Po którym roku przyjazdu do UK można zostać na stałe w Anglii?Jak to jest w praktyce. co jeśli ktoś wyjechał w 2013?a co jeśli teraz by wyjechał?

Z tego co wiem, to trzeba mieszkać przez 5 lat, żeby móc złożyć wniosek o obywatelstwo.

Po 5 latach pobytu przysługuje status stałego rezydenta. O obywatelstwo można się starać mając status stałego rezydenta conajmniej od roku. Realnie więc o obywatelstwo można się starać po 6 latach pobytu. Koszta też dosyć spore bo wliczając koszta dokumentu potwierdzającego status stałego rezydenta zamykają się w granicach £1400.

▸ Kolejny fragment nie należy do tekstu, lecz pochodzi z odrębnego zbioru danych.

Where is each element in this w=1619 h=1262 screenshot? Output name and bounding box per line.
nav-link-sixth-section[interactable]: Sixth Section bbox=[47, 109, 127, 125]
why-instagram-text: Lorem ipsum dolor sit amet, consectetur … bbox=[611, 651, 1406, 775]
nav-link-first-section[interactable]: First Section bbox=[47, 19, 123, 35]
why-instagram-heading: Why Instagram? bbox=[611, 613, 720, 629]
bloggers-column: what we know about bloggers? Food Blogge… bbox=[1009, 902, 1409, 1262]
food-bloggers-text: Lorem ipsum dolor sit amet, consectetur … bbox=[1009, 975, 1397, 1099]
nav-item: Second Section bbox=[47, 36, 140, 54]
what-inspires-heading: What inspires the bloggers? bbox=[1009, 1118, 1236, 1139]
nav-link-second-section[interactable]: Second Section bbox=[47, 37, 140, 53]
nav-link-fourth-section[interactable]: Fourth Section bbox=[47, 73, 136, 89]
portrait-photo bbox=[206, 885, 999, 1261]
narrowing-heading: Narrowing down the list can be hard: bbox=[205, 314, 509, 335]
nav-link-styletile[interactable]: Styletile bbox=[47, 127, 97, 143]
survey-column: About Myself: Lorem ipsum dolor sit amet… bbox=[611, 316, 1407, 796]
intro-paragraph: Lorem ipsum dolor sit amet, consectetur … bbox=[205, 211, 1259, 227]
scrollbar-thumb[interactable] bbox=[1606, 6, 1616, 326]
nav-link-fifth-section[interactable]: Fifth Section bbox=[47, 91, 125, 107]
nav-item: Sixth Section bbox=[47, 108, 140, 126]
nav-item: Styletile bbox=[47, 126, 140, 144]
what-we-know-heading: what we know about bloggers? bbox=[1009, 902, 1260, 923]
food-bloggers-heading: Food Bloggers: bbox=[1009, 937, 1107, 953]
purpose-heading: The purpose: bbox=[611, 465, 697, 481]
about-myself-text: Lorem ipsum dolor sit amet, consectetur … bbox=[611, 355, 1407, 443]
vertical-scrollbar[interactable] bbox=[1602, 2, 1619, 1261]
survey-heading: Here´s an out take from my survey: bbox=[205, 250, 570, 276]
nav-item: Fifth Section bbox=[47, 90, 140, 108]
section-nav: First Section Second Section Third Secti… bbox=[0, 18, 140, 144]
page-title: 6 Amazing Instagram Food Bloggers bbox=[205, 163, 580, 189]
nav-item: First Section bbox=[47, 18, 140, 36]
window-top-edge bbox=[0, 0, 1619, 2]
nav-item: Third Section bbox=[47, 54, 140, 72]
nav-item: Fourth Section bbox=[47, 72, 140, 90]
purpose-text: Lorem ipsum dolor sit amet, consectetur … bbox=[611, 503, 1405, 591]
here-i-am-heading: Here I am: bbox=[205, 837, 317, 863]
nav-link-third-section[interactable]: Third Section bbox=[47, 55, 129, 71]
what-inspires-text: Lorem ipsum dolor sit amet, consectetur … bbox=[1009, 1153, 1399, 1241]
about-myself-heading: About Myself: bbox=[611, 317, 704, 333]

Odpowiadając jeszcze na pytanie z tematu- nic teraz. Można tylko gdybać a to na nic się nie zda. Wszystko zależy od tego jakie warunki zostaną wynegocjowane. Nie zapominajmy również o tym że o ile w demokratycznym głosowaniu (czy to wybory czy referendum) prawo głosu ma zarówno plebs jak i inteligencja to już w negocjacjach będą brali udział ludzie ogarnięci. Wbrew psioczeniu w "ynternetach" na UK to jest to bardzo pragmatyczny kraj i nikt nie będzie chciał z dnia na dzień wyrzucić czy odebrać prawo do pracy prawie milinowi Polaków w tym kraju. Bo nikt nie ma zamiaru strzelać sobie w stopę. Jedyne co mnie martwi to że sama Unia będzie chciała narzucić jak najgorsze warunki by "ukarać" i dać przykład- patrzcie, oto co się stanie w innych państwach jeśli ośmielą się wyjść z UE. Przecież teraz najgorszym koszmarem Schulz'a czy innych Stalinów w Brukseli jest scenariusz gdzie po wyjściu UK faktycznie radzi sobie dobrze ekonomicznie. Nie daj Boże gdyby jeszcze po przejściowym okresie niestabilności zaliczyli wzrosty.

0

Nic teraz..Czekamy na to co uchwali brytyjski parlament w październiku kiedy Cameron zdymisjonuje. Referendum nie jest wiążące i przez najblizsze dwa lata raczej nic się nie zmieni w życiu imigrantów od lat mieszkających w UK. Około dwóch lat bedą trwały negocjacje z UE. Tyle czasu będzie trwało zrywanie traktatów. UE naciska UK, zeby natychmiast wszczeła procedure wystąpienia z UE, żeby uspokoić rynki światowe, tak, żeby wiedzieli na czym stoją. Jeśli chodzi o rynek pracy dla informatyków w UK, to w porównaniu z "picking-packing in warehouse", to zupełnie inna bajka, więć jesli rekruterzy uznają, że kandytat z Polski jest najlepszy, to własnie Polak dostanie prace,a nie np. Hindus, czy jakiś Paka..Tyle na ten temat. Dodam jeszcze,że warto też rozgladać się za pracą w innych krajach np. Holandia, Niemcy, Szwajcaria...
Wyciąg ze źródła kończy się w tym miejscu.